Fuites en cascade de la super-note Arizona : à qui profite le crime ?

Bart De Wever - BELGA PHOTO DIRK WAEM
Baptiste Lambert

Après la parenthèse communale, les négociations fédérales ont repris le devant de l’actualité politique. Presque immédiatement, dès la semaine dernière, le document de travail de Bart De Wever a fuité dans la presse. C’est une pratique courante, mais qui peut provoquer certaines tensions. Fin août, c’est à partir de ces fuites que l’Arizona a commencé à dérailler.

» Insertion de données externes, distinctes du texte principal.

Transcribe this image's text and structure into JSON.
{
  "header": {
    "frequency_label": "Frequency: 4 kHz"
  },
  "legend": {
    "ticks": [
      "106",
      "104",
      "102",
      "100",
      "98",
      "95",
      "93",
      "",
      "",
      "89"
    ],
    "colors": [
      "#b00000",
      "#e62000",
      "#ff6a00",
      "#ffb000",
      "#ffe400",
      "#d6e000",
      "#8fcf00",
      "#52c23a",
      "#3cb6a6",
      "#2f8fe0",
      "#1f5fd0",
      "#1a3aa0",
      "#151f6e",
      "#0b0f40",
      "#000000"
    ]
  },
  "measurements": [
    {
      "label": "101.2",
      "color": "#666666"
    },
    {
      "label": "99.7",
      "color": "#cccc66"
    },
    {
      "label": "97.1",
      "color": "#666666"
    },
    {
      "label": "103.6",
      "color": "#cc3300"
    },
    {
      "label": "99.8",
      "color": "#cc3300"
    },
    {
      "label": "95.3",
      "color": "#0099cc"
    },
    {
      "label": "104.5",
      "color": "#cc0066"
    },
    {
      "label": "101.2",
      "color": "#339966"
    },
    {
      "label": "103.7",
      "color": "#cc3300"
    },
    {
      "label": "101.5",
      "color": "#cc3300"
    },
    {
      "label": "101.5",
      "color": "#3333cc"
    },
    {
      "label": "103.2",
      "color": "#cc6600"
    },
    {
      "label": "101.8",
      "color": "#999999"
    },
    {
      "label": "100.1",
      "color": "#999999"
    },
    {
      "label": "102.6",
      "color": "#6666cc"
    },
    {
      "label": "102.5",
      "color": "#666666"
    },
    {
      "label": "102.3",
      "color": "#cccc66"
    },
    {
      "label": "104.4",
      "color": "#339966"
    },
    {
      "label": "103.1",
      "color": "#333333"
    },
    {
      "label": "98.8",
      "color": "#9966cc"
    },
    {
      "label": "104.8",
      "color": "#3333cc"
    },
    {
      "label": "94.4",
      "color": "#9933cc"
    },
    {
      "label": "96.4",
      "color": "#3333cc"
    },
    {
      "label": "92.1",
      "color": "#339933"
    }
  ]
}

Mercredi dernier, les négociateurs de chaque parti et leurs sherpas recevaient l’agenda des prochaines négociations, ainsi que la dernière version de la “supernota” du formateur, Bart De Wever (N-VA). Il n’a fallu que quelques heures pour qu’une partie de son contenu soit dévoilée dans Le Soir. On y apprenait que le parti nationaliste débarquait enfin avec des revendications communautaires, qui étaient étrangement absentes auparavant. Au menu : la régionalisation de plusieurs institutions fédérales touchant aux “établissements scientifiques fédéraux”, comme la Bibliothèque royale, l’Institut des sciences naturelles ou l’Institut royal de météorologie. “Voilà la météo régionalisée !”, s’époumonait déjà l’opposition.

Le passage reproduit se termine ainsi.